USA Today Mischaracterizes Rep. Bachmann's Immigration Stance

USA Today recently put a negative spin on Minnesota Republican Congresswoman Michele Bachmann’s position about the Senate’s immigration reform bill. The paper characterized her point as an attempt to “kill the immigration overhaul,” yet her points were more nuanced than that.

The paper claims that Bachmann “contends immigrants who came to the United States illegally shouldn’t be rewarded with legal status” and goes on to note that she opposes any of the current ideas being floated for immigration reform.

Bachmann has not said that she does not ever want to deal with the millions of illegal immigrants in the U.S. but that she simply wants to secure the border before any further discussion.

In a statement issued from her office on June 27, Bachmann noted that border security measures proposed in 1986 were never completed.

“I am confident my colleagues in the House will see the Senate’s legislation for what it really is–amnesty now, border security never,” she said.

The Senate’s amnesty legislation is symbolic of what’s wrong with Washington: A thousand-plus page bill, special backroom deals to buy votes and empty promises that won’t be fulfilled. It’s Obamacare all over again. Protecting America first must be our top priority, yet the Senate’s fake border security bill only ensures that we’ll throw billions of dollars at the border without any proof it will ever be secured. Have we learned nothing from 1986?

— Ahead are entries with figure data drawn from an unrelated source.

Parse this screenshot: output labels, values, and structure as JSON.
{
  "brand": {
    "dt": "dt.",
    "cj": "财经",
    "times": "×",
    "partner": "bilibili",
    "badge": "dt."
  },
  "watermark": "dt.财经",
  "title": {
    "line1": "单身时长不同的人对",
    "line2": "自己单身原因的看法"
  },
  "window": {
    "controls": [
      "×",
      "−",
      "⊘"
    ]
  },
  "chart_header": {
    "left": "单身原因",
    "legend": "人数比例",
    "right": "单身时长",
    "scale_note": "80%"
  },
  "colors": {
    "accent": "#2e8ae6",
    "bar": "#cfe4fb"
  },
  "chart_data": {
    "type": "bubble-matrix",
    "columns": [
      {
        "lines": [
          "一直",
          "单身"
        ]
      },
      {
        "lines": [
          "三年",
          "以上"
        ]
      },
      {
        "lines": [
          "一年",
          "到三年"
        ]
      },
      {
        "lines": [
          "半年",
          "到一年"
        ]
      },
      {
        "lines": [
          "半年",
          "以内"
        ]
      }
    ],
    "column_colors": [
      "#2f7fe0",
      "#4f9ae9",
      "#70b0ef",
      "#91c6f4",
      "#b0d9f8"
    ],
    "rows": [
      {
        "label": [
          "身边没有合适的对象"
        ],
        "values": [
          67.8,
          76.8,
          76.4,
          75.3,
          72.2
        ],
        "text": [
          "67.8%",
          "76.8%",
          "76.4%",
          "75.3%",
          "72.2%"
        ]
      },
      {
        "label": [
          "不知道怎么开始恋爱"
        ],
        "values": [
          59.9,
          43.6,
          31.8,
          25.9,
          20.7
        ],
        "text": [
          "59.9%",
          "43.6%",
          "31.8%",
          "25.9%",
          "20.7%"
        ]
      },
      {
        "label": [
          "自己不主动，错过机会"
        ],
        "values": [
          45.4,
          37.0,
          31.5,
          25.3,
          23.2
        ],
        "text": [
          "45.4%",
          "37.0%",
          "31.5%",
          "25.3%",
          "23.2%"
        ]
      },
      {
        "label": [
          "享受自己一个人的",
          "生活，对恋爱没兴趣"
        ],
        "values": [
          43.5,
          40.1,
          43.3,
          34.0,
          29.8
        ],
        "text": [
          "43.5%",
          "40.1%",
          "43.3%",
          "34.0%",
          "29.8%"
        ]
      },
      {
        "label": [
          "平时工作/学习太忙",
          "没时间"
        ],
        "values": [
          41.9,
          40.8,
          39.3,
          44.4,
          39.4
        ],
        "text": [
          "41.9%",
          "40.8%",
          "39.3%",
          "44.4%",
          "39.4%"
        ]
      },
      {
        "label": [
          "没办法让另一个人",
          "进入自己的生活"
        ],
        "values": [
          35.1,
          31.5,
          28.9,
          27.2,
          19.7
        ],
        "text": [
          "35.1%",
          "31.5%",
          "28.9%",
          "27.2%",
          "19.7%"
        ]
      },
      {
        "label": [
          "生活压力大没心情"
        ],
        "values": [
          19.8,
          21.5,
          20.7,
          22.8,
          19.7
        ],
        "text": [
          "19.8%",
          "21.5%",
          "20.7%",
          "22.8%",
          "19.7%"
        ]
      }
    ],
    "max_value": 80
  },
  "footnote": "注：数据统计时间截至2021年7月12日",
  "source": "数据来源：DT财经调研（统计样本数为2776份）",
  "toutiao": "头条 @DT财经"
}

Bachmann has argued that too often these laws are made of empty promises and points to the Reagan-era amnesty bill as a perfect example. On the floor of the House on July 9, Bachmann made this clear.

What I fear is that if we combine [border security and amnesty] in so-called ‘comprehensive reform’ is we’re going to see selective enforcement and you’re going to pick and choose. We saw the President of the United States this week, twice, say that he is not going to enforce certain parts of Obamacare. Hey, fine with me. Don’t enforce any of it, but do it through the rule of law.

Bachmann and several other conservative House members have called for a special meeting of House Republicans to thoroughly debate the ideas surrounding immigration reform before any bills are presented.

“Legalization equals amnesty, which equals citizenship. And that is the must-have,” she said. “That’s the goal of the administration is legalization because they want tens of millions of voters to pay for, to vote for their agenda. That’s really what this is about. Everyone knows it. And it’s not about border security.”